CAD, a form of AIHA, marked by anemia, red blood cell destruction
AIHA occurs when the body’s immune system produces self-reactive antibodies that bind to red blood cells, marking them for destruction — a process known as hemolysis. The disease can be classified as warm AIHA, CAD, and mixed AIHA, depending on whether these antibodies attach to red blood cells at warm or cold temperatures, or a combination of both.
Because the body can’t produce red blood cells quickly enough to replace the ones lost to destruction, these conditions cause anemia, or low red blood cell counts, and low levels of hemoglobin, which is the protein in red blood cells that helps transport oxygen throughout the body.
In response to low blood oxygen levels, the kidneys secrete the hormone erythropoietin, called EPO, to stimulate the production of new red blood cells in the bone marrow.
Desidustat, classified as a hypoxia-inducible factor prolyl hydroxylase inhibitor, stabilizes the oxygen-sensitive hypoxia inducible factor (HIF) by specifically blocking an enzyme called prolyl-hydroxylase. HIF stabilization boosts the production of EPO and red blood cells in response to falling oxygen levels.
To explore the potential use of desidustat for treating AIHA, the researchers turned to a preclinical model in which mice receive repeated injections of red blood cells from rats, which their immune system recognizes as foreign.
This results in the production of antibodies against rat red blood cells that also wrongly attach to the mice’s own red blood cells, causing general destruction of red blood cells.
These mice then received either desidustat or a placebo daily for eight weeks, along with repeated injections of rat red blood cells.
The results showed that, as expected, the mice experienced a reduction in red blood cells and hemoglobin, and their red blood cells lived for a significantly shorter time.

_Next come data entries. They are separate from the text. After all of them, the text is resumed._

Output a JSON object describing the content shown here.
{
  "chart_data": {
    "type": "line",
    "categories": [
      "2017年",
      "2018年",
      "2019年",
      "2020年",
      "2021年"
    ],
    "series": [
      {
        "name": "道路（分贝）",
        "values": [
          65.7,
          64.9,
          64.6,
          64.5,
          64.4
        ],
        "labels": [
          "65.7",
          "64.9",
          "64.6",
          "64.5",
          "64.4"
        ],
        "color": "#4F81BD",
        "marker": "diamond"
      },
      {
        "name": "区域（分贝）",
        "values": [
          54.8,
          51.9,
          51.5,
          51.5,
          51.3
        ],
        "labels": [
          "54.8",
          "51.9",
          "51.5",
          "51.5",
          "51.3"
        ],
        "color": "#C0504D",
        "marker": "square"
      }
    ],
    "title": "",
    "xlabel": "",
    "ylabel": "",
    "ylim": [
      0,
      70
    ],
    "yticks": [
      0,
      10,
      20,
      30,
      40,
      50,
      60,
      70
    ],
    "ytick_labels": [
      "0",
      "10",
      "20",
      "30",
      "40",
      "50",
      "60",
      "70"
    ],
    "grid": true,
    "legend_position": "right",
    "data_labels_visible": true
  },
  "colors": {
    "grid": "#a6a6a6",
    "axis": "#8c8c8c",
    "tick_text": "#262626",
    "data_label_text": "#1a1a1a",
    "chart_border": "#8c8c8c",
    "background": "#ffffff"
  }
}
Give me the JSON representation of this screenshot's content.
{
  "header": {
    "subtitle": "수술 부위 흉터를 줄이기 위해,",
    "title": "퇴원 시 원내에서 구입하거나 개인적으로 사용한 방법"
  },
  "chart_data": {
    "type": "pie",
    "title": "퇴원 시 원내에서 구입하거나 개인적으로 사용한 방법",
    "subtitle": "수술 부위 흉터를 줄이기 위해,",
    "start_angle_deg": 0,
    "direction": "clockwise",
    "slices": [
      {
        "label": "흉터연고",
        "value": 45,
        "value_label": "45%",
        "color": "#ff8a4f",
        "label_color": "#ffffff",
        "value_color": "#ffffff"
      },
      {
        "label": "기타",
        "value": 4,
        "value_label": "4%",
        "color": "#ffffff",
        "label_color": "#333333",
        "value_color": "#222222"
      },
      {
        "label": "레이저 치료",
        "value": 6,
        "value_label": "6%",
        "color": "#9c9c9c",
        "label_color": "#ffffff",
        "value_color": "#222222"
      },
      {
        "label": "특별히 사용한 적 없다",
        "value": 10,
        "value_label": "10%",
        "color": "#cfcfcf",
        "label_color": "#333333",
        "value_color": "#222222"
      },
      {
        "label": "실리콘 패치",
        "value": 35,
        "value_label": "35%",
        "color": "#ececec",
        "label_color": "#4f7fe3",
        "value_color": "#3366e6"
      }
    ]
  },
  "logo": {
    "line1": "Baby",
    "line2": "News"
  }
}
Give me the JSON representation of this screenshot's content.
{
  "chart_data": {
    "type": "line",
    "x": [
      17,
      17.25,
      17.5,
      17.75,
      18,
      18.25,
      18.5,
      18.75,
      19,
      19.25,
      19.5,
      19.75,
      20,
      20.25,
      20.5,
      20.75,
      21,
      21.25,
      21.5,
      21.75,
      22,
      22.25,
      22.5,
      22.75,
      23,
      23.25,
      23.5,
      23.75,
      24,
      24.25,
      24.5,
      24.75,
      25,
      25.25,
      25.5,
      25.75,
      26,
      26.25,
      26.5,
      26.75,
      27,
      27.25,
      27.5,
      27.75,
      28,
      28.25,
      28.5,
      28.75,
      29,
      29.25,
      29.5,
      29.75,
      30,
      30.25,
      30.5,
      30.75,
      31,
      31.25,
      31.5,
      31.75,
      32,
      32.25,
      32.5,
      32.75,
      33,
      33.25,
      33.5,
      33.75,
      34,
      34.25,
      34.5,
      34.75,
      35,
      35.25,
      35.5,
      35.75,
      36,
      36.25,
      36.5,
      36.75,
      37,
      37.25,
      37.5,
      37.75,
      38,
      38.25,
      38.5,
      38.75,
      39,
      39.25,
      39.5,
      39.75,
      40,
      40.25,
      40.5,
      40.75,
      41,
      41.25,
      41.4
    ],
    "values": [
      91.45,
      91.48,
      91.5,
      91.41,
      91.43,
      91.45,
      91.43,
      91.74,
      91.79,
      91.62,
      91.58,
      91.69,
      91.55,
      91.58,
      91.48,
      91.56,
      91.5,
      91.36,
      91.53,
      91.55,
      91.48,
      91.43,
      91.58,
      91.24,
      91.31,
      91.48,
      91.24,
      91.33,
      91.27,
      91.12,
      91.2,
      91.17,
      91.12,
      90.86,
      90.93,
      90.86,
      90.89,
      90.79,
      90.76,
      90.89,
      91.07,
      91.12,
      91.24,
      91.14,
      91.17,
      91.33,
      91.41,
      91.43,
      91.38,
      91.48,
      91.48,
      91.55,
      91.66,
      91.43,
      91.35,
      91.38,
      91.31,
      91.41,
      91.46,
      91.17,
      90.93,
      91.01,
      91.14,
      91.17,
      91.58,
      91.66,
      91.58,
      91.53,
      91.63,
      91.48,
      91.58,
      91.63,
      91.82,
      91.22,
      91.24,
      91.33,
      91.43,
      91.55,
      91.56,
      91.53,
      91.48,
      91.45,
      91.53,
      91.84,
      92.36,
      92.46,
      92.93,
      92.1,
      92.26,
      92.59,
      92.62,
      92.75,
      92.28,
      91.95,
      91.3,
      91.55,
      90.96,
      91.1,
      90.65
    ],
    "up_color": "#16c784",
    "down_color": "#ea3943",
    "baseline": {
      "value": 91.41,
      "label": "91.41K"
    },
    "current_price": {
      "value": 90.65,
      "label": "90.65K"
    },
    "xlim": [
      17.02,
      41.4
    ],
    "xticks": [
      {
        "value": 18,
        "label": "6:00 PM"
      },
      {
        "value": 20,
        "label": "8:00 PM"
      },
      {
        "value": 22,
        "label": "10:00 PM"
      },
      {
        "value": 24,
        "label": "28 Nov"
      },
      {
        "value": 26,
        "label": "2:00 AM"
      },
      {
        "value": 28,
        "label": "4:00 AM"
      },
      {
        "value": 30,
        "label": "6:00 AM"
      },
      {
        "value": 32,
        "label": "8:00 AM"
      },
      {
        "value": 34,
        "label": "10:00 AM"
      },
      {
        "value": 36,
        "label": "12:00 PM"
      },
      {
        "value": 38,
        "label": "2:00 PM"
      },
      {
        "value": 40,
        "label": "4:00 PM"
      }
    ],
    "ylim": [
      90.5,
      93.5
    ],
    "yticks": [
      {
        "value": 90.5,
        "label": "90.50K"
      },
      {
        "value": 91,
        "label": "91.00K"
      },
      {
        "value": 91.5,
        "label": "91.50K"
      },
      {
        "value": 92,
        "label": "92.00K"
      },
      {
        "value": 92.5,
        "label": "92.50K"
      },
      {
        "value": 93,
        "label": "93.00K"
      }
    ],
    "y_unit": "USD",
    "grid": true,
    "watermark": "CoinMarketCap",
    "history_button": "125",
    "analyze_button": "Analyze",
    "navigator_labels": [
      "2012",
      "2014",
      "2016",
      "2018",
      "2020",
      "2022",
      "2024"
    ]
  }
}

Compared with the placebo, treatment with desidustat significantly increased the number of red blood cells by 12.4% and hemoglobin levels by 19.7%, while extending the lifespan of red blood cells by 19.5%.
Levels of red blood cell destruction marker dropped by about half in mice
In the bone marrow, desidustat treatment significantly increased the number of early and late red blood cell progenitors, as well as the iron pool needed to support red blood cell production. This was likely the result of drawing iron from the blood and other tissues, where its levels were found to be reduced, according to the researchers.
Further, treatment with desidustat significantly reduced the circulating levels of antibodies and more than halved the amount of antibodies bound to red blood cells. It also dropped, by about half, the blood levels of a marker of hemolysis called lactate dehydrogenase, or LDH.
[Desidustat] could be of therapeutic use [for AIHA, including CAD].
The mice showed an increase in the number of circulating immune cells in response to the repeated injections of rat red blood cells. Unlike with the placebo, treatment with desidustat significantly reduced the number of lymphocytes, a class of immune cells that includes B-cells, which are responsible for producing antibodies, including self-reactive antibodies.
This suggests that the therapy may help reduce levels of self-reactive antibodies by lowering the number of B-cells.
In addition, mice treated with desidustat had significantly lower levels of oxidative stress — a type of cellular damage that occurs when there aren’t enough antioxidants to counteract toxic oxygen-containing molecules — compared with animals given the placebo.
While it’s not known whether these findings hold true in patients, the researchers noted that, because desidustat appears to target many mechanisms involved in AIHA, it “could be of therapeutic use” for AIHA, including CAD.